Director Christian Carion’s last two films were based on true stories and his latest, En mai, fais ce qu’il te plaît follows the same trend. The award winning Joyeux Noël recounted the extraordinary events of December 1914 when opposing soldiers on the Western Front lay down their arms to celebrate Christmas together. L’Affaire Farewell went back to the height of the Cold War with the tale of a French and a KGB spy who smuggled Soviet secrets to the West. En mai fais ce qu’il te plaît is also set against the backdrop of a war. But this pseudo-Western, complete with wide open spaces and horse-drawn wagons, fails to deliver the same emotion punch as Carion’s earlier work. It’s undoubtedly full of good intentions yet lacks dramatic tension or any real sense of purpose and has nothing original to say about war, patriotic duty or sacrifice.

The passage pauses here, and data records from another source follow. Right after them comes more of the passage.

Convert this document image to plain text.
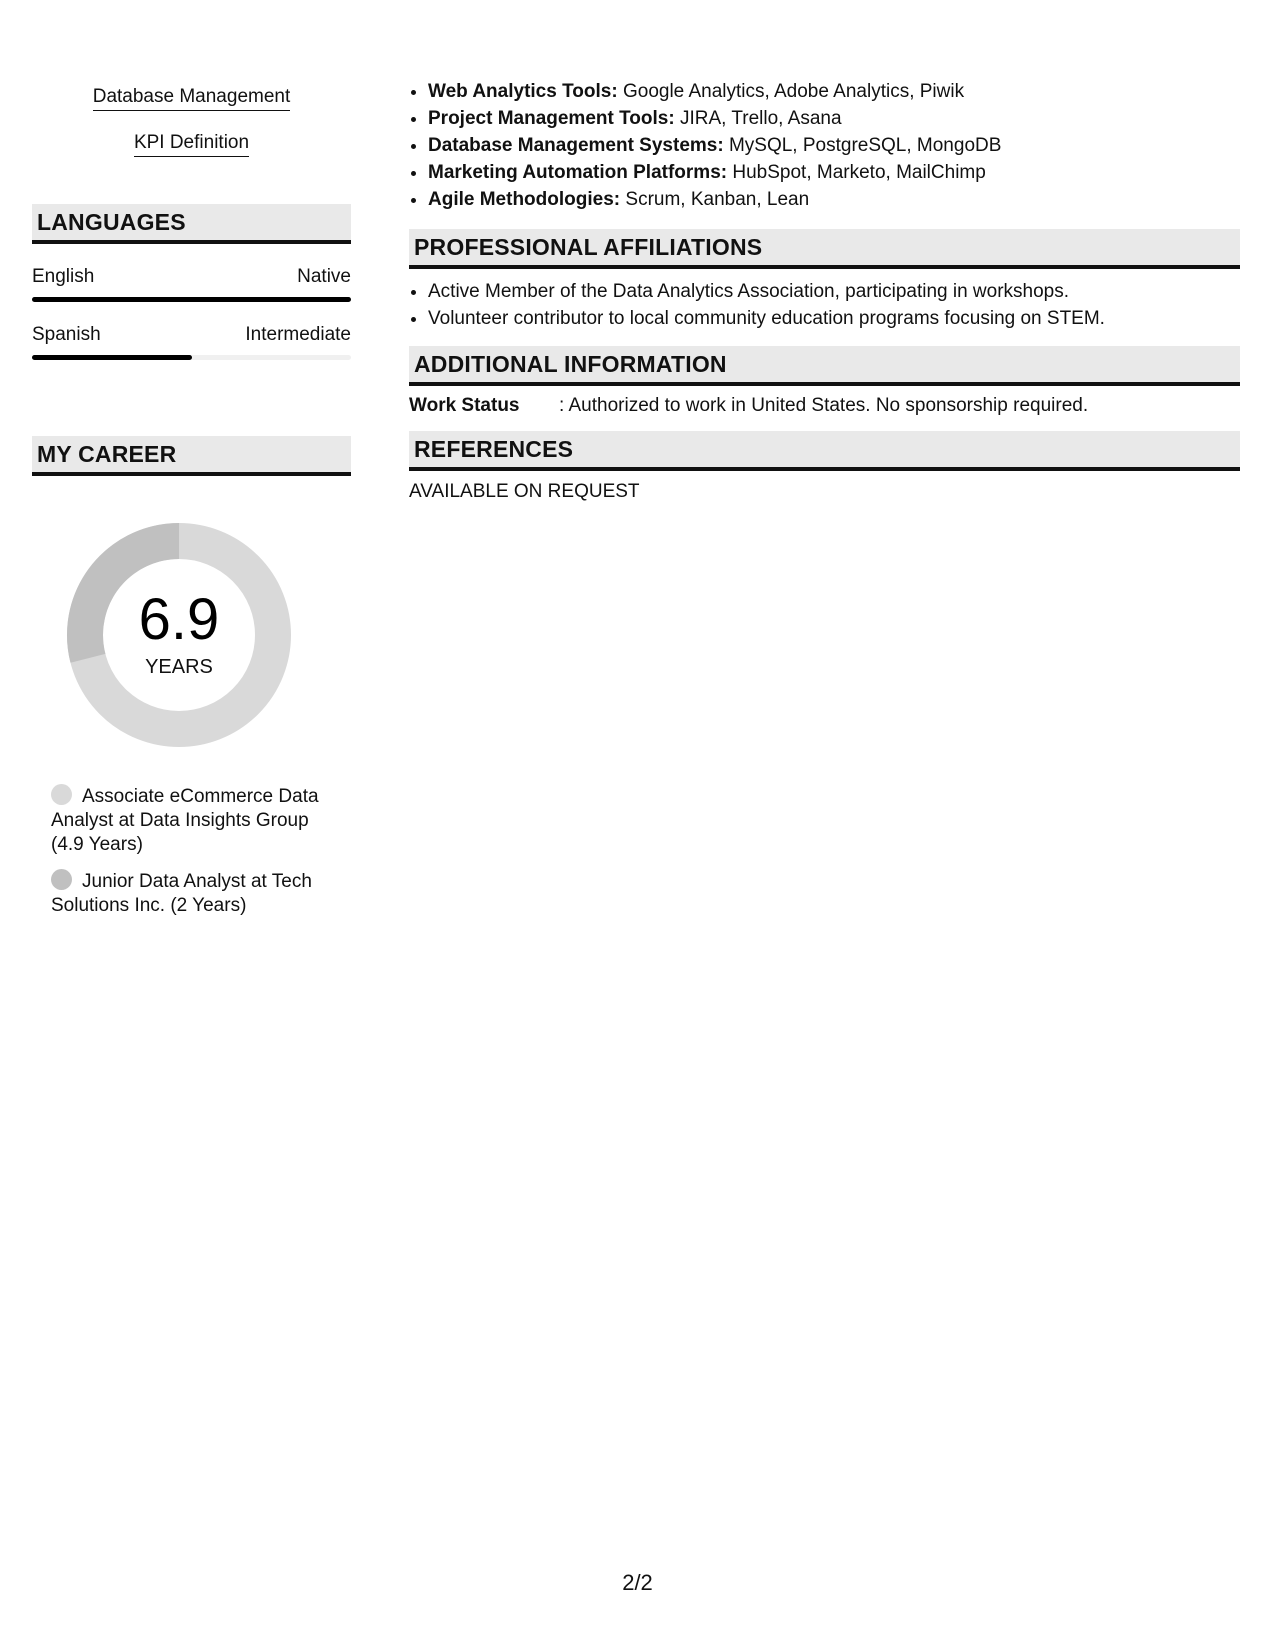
Database Management
KPI Definition
LANGUAGES
English	Native
Spanish	Intermediate
MY CAREER
6.9
YEARS
Associate eCommerce Data Analyst at Data Insights Group (4.9 Years)
Junior Data Analyst at Tech Solutions Inc. (2 Years)
• Web Analytics Tools: Google Analytics, Adobe Analytics, Piwik
• Project Management Tools: JIRA, Trello, Asana
• Database Management Systems: MySQL, PostgreSQL, MongoDB
• Marketing Automation Platforms: HubSpot, Marketo, MailChimp
• Agile Methodologies: Scrum, Kanban, Lean
PROFESSIONAL AFFILIATIONS
• Active Member of the Data Analytics Association, participating in workshops.
• Volunteer contributor to local community education programs focusing on STEM.
ADDITIONAL INFORMATION
Work Status	: Authorized to work in United States. No sponsorship required.
REFERENCES
AVAILABLE ON REQUEST
2/2
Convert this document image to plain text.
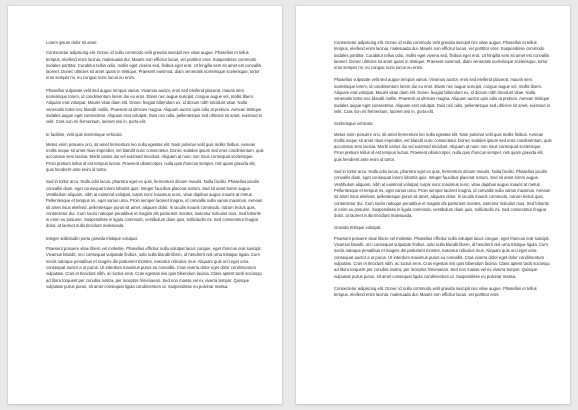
Lorem ipsum dolor sit amet

Consectetur adipiscing elit. Donec id nulla commodo velit gravida suscipit nec vitae augue. Phasellus et tellus tempus, eleifend enim lacinia, malesuada dui. Mauris non efficitur lacus, vel porttitor eros. Suspendisse commodo sodales porttitor. Curabitur tellus odio, mollis eget viverra sed, finibus eget erat. Ut fringilla sem sit amet est convallis laoreet. Donec ultricies sit amet quam in tristique. Praesent euismod, diam venenatis scelerisque scelerisque, tortor eros semper mi, eu congue nunc lacus eu enim.

Phasellus vulputate velit sed augue tempus varius. Vivamus auctor, eros sed eleifend placerat, mauris sem scelerisque lorem, id condimentum lorem dui eu eros. Etiam nec augue suscipit, congue augue vel, mollis libero. Aliquam erat volutpat. Mauris vitae diam elit. Donec feugiat bibendum ex, id dictum nibh tincidunt vitae. Nulla venenatis tortor nec blandit mollis. Praesent at ultricies magna. Aliquam auctor quis odio at pretium. Aenean tristique sodales augue eget consectetur. Aliquam erat volutpat. Duis orci odio, pellentesque sed ultricies sit amet, euismod in velit. Cras non mi fermentum, laoreet nisi in, porta elit.

In facilisis, velit quis scelerisque vehicula

Metus enim posuere orci, sit amet fermentum leo nulla egestas elit. Nam pulvinar velit quis mollis finibus. Aenean mollis neque sit amet risus imperdiet, vel blandit nunc consectetur. Donec sodales ipsum sed eros condimentum, quis accumsan sem lacinia. Morbi varius dui vel euismod tincidunt. Aliquam at nunc non risus consequat scelerisque. Proin pretium tellus id est tempus luctus. Praesent ullamcorper, nulla quis rhoncus semper, nisl quam gravida elit, quis hendrerit ante enim id tortor.

Sed in tortor arcu. Nulla odio lacus, pharetra eget ex quis, fermentum dictum mauris. Nulla facilisi. Phasellus iaculis convallis diam, eget consequat lorem lobortis quis. Integer faucibus placerat rutrum. Sed sit amet lorem augue. Vestibulum aliquam, nibh at euismod volutpat, turpis nunc maximus nunc, vitae dapibus augue mauris at metus. Pellentesque et tempus mi, eget varius urna. Proin semper laoreet magna, id convallis nulla varius maximus. Aenean sit amet risus eleifend, pellentesque purus sit amet, aliquam dolor. In iaculis mauris commodo, rutrum lectus quis, consectetur dui. Cum sociis natoque penatibus et magnis dis parturient montes, nascetur ridiculus mus. Sed lobortis in enim eu posuere. Suspendisse in ligula commodo, vestibulum diam quis, sollicitudin mi. Sed consectetur feugiat dolor, at laoreet nulla tincidunt malesuada.

Integer sollicitudin porta gravida tristique volutpat.

Praesent posuere vitae libero vel molestie. Phasellus efficitur nulla volutpat lacus congue, eget rhoncus erat suscipit. Vivamus blandit, orci consequat vulputate finibus, odio nulla blandit libero, id hendrerit nisl urna tristique ligula. Cum sociis natoque penatibus et magnis dis parturient montes, nascetur ridiculus mus. Aliquam quis orci eget urna consequat auctor a ut purus. Ut interdum maximus purus eu convallis. Cras viverra dolor eget dolor condimentum vulputate. Cras et tincidunt nibh, ac luctus eros. Cras egestas nisi quis bibendum lacinia. Class aptent taciti sociosqu ad litora torquent per conubia nostra, per inceptos himenaeos. Sed non massa vel ex viverra tempor. Quisque vulputate purus purus, sit amet consequat ligula condimentum ut. Suspendisse eu pulvinar massa.

Consectetur adipiscing elit. Donec id nulla commodo velit gravida suscipit nec vitae augue. Phasellus et tellus tempus, eleifend enim lacinia, malesuada dui. Mauris non efficitur lacus, vel porttitor eros. Suspendisse commodo sodales porttitor. Curabitur tellus odio, mollis eget viverra sed, finibus eget erat. Ut fringilla sem sit amet est convallis laoreet. Donec ultricies sit amet quam in tristique. Praesent euismod, diam venenatis scelerisque scelerisque, tortor eros semper mi, eu congue nunc lacus eu enim.

Phasellus vulputate velit sed augue tempus varius. Vivamus auctor, eros sed eleifend placerat, mauris sem scelerisque lorem, id condimentum lorem dui eu eros. Etiam nec augue suscipit, congue augue vel, mollis libero. Aliquam erat volutpat. Mauris vitae diam elit. Donec feugiat bibendum ex, id dictum nibh tincidunt vitae. Nulla venenatis tortor nec blandit mollis. Praesent at ultricies magna. Aliquam auctor quis odio at pretium. Aenean tristique sodales augue eget consectetur. Aliquam erat volutpat. Duis orci odio, pellentesque sed ultricies sit amet, euismod in velit. Cras non mi fermentum, laoreet nisi in, porta elit.

Scelerisque vehicula

Metus enim posuere orci, sit amet fermentum leo nulla egestas elit. Nam pulvinar velit quis mollis finibus. Aenean mollis neque sit amet risus imperdiet, vel blandit nunc consectetur. Donec sodales ipsum sed eros condimentum, quis accumsan sem lacinia. Morbi varius dui vel euismod tincidunt. Aliquam at nunc non risus consequat scelerisque. Proin pretium tellus id est tempus luctus. Praesent ullamcorper, nulla quis rhoncus semper, nisl quam gravida elit, quis hendrerit ante enim id tortor.

Sed in tortor arcu. Nulla odio lacus, pharetra eget ex quis, fermentum dictum mauris. Nulla facilisi. Phasellus iaculis convallis diam, eget consequat lorem lobortis quis. Integer faucibus placerat rutrum. Sed sit amet lorem augue. Vestibulum aliquam, nibh at euismod volutpat, turpis nunc maximus nunc, vitae dapibus augue mauris at metus. Pellentesque et tempus mi, eget varius urna. Proin semper laoreet magna, id convallis nulla varius maximus. Aenean sit amet risus eleifend, pellentesque purus sit amet, aliquam dolor. In iaculis mauris commodo, rutrum lectus quis, consectetur dui. Cum sociis natoque penatibus et magnis dis parturient montes, nascetur ridiculus mus. Sed lobortis in enim eu posuere. Suspendisse in ligula commodo, vestibulum diam quis, sollicitudin mi. Sed consectetur feugiat dolor, at laoreet nulla tincidunt malesuada.

Gravida tristique volutpat.

Praesent posuere vitae libero vel molestie. Phasellus efficitur nulla volutpat lacus congue, eget rhoncus erat suscipit. Vivamus blandit, orci consequat vulputate finibus, odio nulla blandit libero, id hendrerit nisl urna tristique ligula. Cum sociis natoque penatibus et magnis dis parturient montes, nascetur ridiculus mus. Aliquam quis orci eget urna consequat auctor a ut purus. Ut interdum maximus purus eu convallis. Cras viverra dolor eget dolor condimentum vulputate. Cras et tincidunt nibh, ac luctus eros. Cras egestas nisi quis bibendum lacinia. Class aptent taciti sociosqu ad litora torquent per conubia nostra, per inceptos himenaeos. Sed non massa vel ex viverra tempor. Quisque vulputate purus purus, sit amet consequat ligula condimentum ut. Suspendisse eu pulvinar massa.

Consectetur adipiscing elit. Donec id nulla commodo velit gravida suscipit nec vitae augue. Phasellus et tellus tempus, eleifend enim lacinia, malesuada dui. Mauris non efficitur lacus, vel porttitor eros.
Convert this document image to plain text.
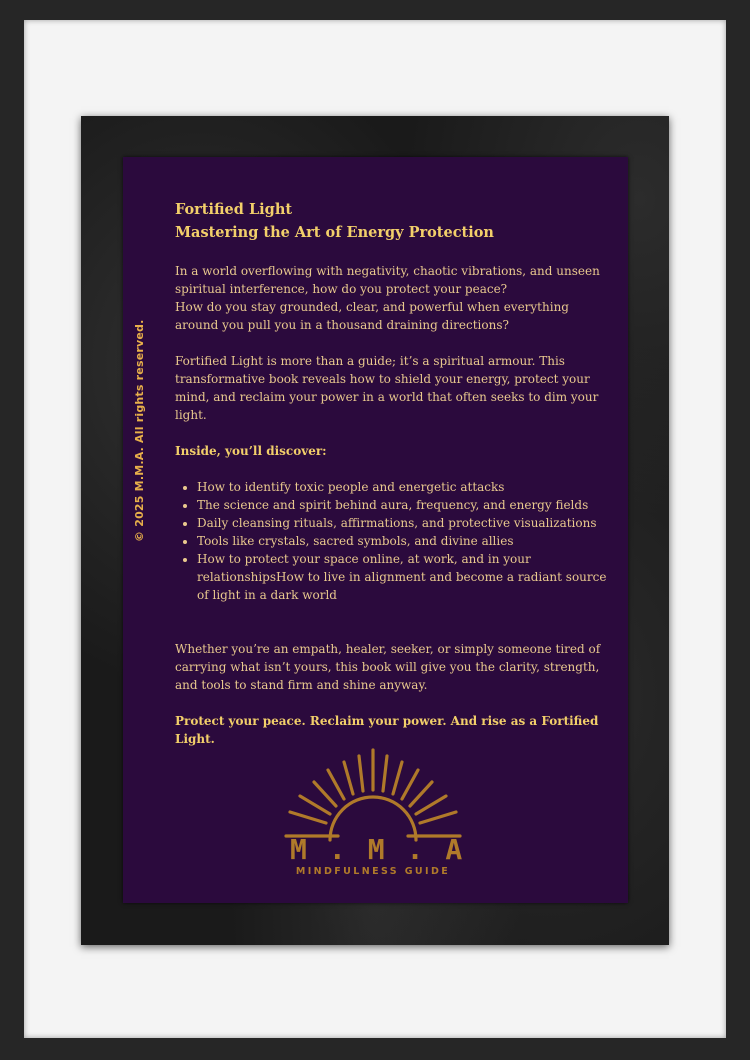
© 2025 M.M.A. All rights reserved.
Fortified Light
Mastering the Art of Energy Protection
In a world overflowing with negativity, chaotic vibrations, and unseen spiritual interference, how do you protect your peace?
How do you stay grounded, clear, and powerful when everything around you pull you in a thousand draining directions?
Fortified Light is more than a guide; it’s a spiritual armour. This transformative book reveals how to shield your energy, protect your mind, and reclaim your power in a world that often seeks to dim your light.
Inside, you’ll discover:
• How to identify toxic people and energetic attacks
• The science and spirit behind aura, frequency, and energy fields
• Daily cleansing rituals, affirmations, and protective visualizations
• Tools like crystals, sacred symbols, and divine allies
• How to protect your space online, at work, and in your relationshipsHow to live in alignment and become a radiant source of light in a dark world
Whether you’re an empath, healer, seeker, or simply someone tired of carrying what isn’t yours, this book will give you the clarity, strength, and tools to stand firm and shine anyway.
Protect your peace. Reclaim your power. And rise as a Fortified Light.
M.M.A
MINDFULNESS GUIDE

It’s May 1940 and some eight million French people take to the road on a journey south to escape the invading German army. Paul (Olivier Gourmet), the mayor of a small village in northern France, tells his fellow villagers to pack up their belongings and follow him and his wife (Mathilde Seigner Une Mère) to safety in Dieppe. Among the villagers is a small boy Max (Joshio Marlon) whose father Hans (August Diehl) opposed the Nazi régime and sought refuge in France before being imprisoned in Arras for lying about his nationality. He is being looked after by young school teacher Suzanne (Alice Isaaz Un Moment d”Egarement, La Crème de La Crème). When Arras is bombed by the Germans, Hans manages to escape and sets out to look for his son accompanied by a Scottish soldier Percy (Matthew Rhys The Americans) making his way back to England.
National characteristics are writ large. The Germans are cruel and sadistic; the French are patriotic, bon-viveurs and the sole representative of the British displays an admirably stiff upper lip. (And a very pukka English accent given his Scottish origins.) Carion has delivered two separate stories destined to intersect at some point. But he struggles to make this cross-over appear credible. While Hans and Percy engage in more traditional war time pursuits – escape scenes and shoot-outs – the narrative value of the wagon train south is more difficult to appreciate. It’s drawn-out and uneventful mercifully rescued by Ennio Morricone’s swooping score – his first composition for a French film in 30 years.
Clearly shot before the events of the last few months which have seen thousands of people marching across Europe as they flee war back home, En mai, fais ce qu’il t plait may labour a point, but it does seem eerily prescient.